Susie, I know, I was shocked seeing the motorbikes but you should see the embassy too. They aren't using the Ploen Chit entrance and the reds are so close.
Carol, it's totally different now. When they were down in the old town - what did it curb? Going to chinatown? Taking guests to the Grand Palace. Now it's all around us; right on top and the potential danger for being in the wrong place at the wrong time is HUGE.
Still, there we go. We're here and exams must be sat.
It all sounds very frightenting. I'll be thinking of you and yours and as Carol said, do feel free to air your worries, anytime.x
Please stay safe. It sounds crazy there and I can imagine it must be quite a tense situation for you. Thinking of you.
Scary, a little funny, but mostly scary. I guess I'm naive, but although I've always known about all the unrest in your part of the world, I always thought Thailand was sane and safe. Not true? Do continue to take care of you and yours, please. xo
Good to hear from you - have been fretting on your behalf. Stay safe.
Debs, thank you.
Talli, thank you. It's odd: a sort of ongoing worry. Not always at the forefront of my mind but always here.

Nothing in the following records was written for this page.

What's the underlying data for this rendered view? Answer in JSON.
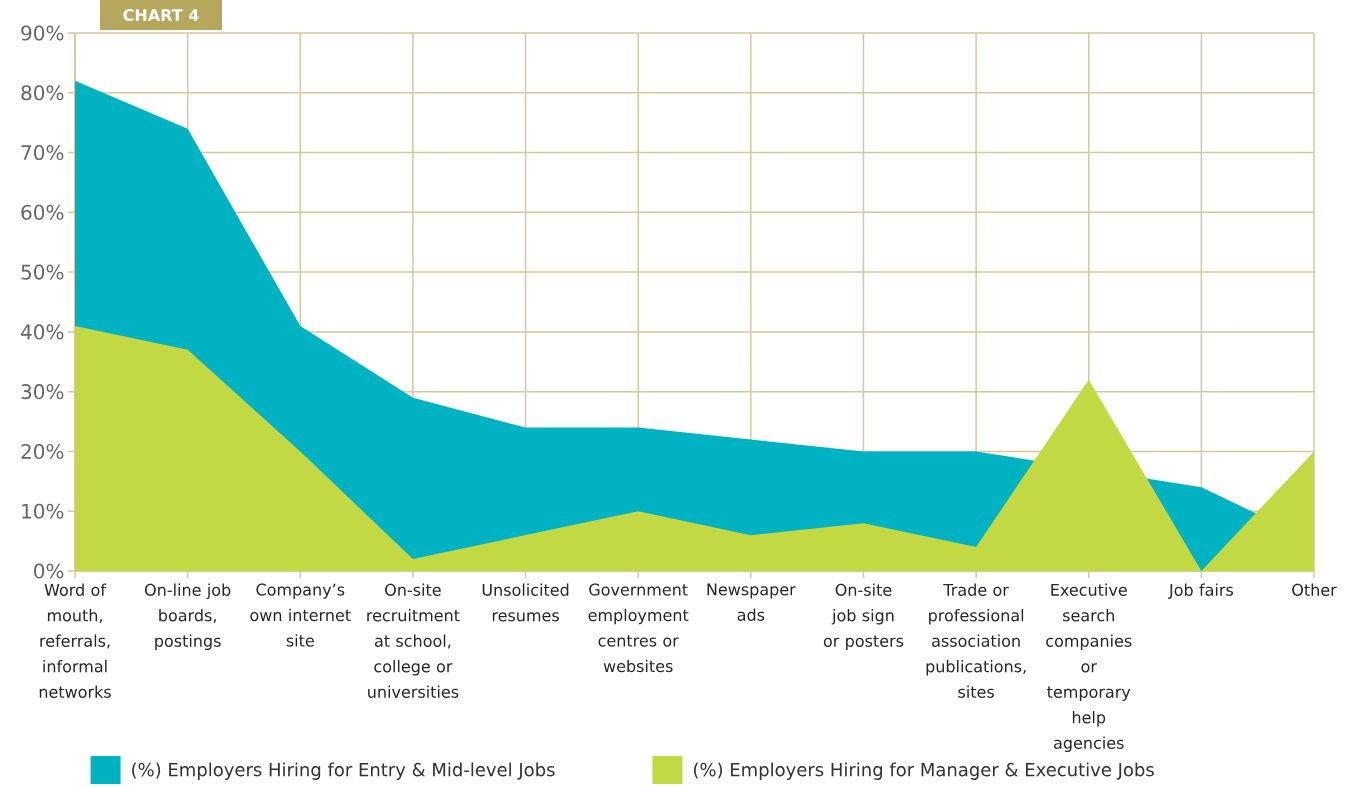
{
  "chart_data": {
    "type": "area",
    "title": "CHART 4",
    "categories": [
      "Word of mouth, referrals, informal networks",
      "On-line job boards, postings",
      "Company’s own internet site",
      "On-site recruitment at school, college or universities",
      "Unsolicited resumes",
      "Government employment centres or websites",
      "Newspaper ads",
      "On-site job sign or posters",
      "Trade or professional association publications, sites",
      "Executive search companies or temporary help agencies",
      "Job fairs",
      "Other"
    ],
    "series": [
      {
        "name": "(%) Employers Hiring for Entry & Mid-level Jobs",
        "color": "#00b2c2",
        "values": [
          82,
          74,
          41,
          29,
          24,
          24,
          22,
          20,
          20,
          null,
          14,
          5
        ]
      },
      {
        "name": "(%) Employers Hiring for Manager & Executive Jobs",
        "color": "#c3d943",
        "values": [
          41,
          37,
          20,
          2,
          6,
          10,
          6,
          8,
          4,
          32,
          0,
          20
        ]
      }
    ],
    "ylim": [
      0,
      90
    ],
    "yticks": [
      {
        "value": 0,
        "label": "0%"
      },
      {
        "value": 10,
        "label": "10%"
      },
      {
        "value": 20,
        "label": "20%"
      },
      {
        "value": 30,
        "label": "30%"
      },
      {
        "value": 40,
        "label": "40%"
      },
      {
        "value": 50,
        "label": "50%"
      },
      {
        "value": 60,
        "label": "60%"
      },
      {
        "value": 70,
        "label": "70%"
      },
      {
        "value": 80,
        "label": "80%"
      },
      {
        "value": 90,
        "label": "90%"
      }
    ],
    "grid": true,
    "legend": "bottom"
  }
}
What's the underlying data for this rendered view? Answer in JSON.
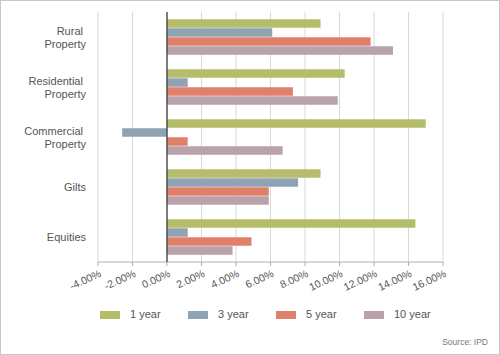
{
  "chart_data": {
    "type": "bar",
    "orientation": "horizontal",
    "grid": true,
    "legend": "bottom",
    "categories": [
      "Rural Property",
      "Residential Property",
      "Commercial Property",
      "Gilts",
      "Equities"
    ],
    "series": [
      {
        "name": "1 year",
        "color": "#b5bd6a",
        "values": [
          8.9,
          10.3,
          15.0,
          8.9,
          14.4
        ]
      },
      {
        "name": "3 year",
        "color": "#8fa3b2",
        "values": [
          6.1,
          1.2,
          -2.6,
          7.6,
          1.2
        ]
      },
      {
        "name": "5 year",
        "color": "#e0806b",
        "values": [
          11.8,
          7.3,
          1.2,
          5.9,
          4.9
        ]
      },
      {
        "name": "10 year",
        "color": "#b9a2aa",
        "values": [
          13.1,
          9.9,
          6.7,
          5.9,
          3.8
        ]
      }
    ],
    "xlim": [
      -4,
      16
    ],
    "xticks": [
      {
        "value": -4,
        "label": "-4.00%"
      },
      {
        "value": -2,
        "label": "-2.00%"
      },
      {
        "value": 0,
        "label": "0.00%"
      },
      {
        "value": 2,
        "label": "2.00%"
      },
      {
        "value": 4,
        "label": "4.00%"
      },
      {
        "value": 6,
        "label": "6.00%"
      },
      {
        "value": 8,
        "label": "8.00%"
      },
      {
        "value": 10,
        "label": "10.00%"
      },
      {
        "value": 12,
        "label": "12.00%"
      },
      {
        "value": 14,
        "label": "14.00%"
      },
      {
        "value": 16,
        "label": "16.00%"
      }
    ],
    "annotations": [
      "Source: IPD"
    ]
  }
}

Sue, I think mostly they are. Their 'way' is to put others first, seeking out the middle way; however, I imagine that can lead to some pent up feelings...
Chris, thank you. Mostly it's easy to stay away... apart from my stumbling into the middle of it yesterday!
JJ - every new cast you and yours have been in my thoughts. You are handling it beautifully from the sound of it.
Hopefully you turn all this emotion into your writing.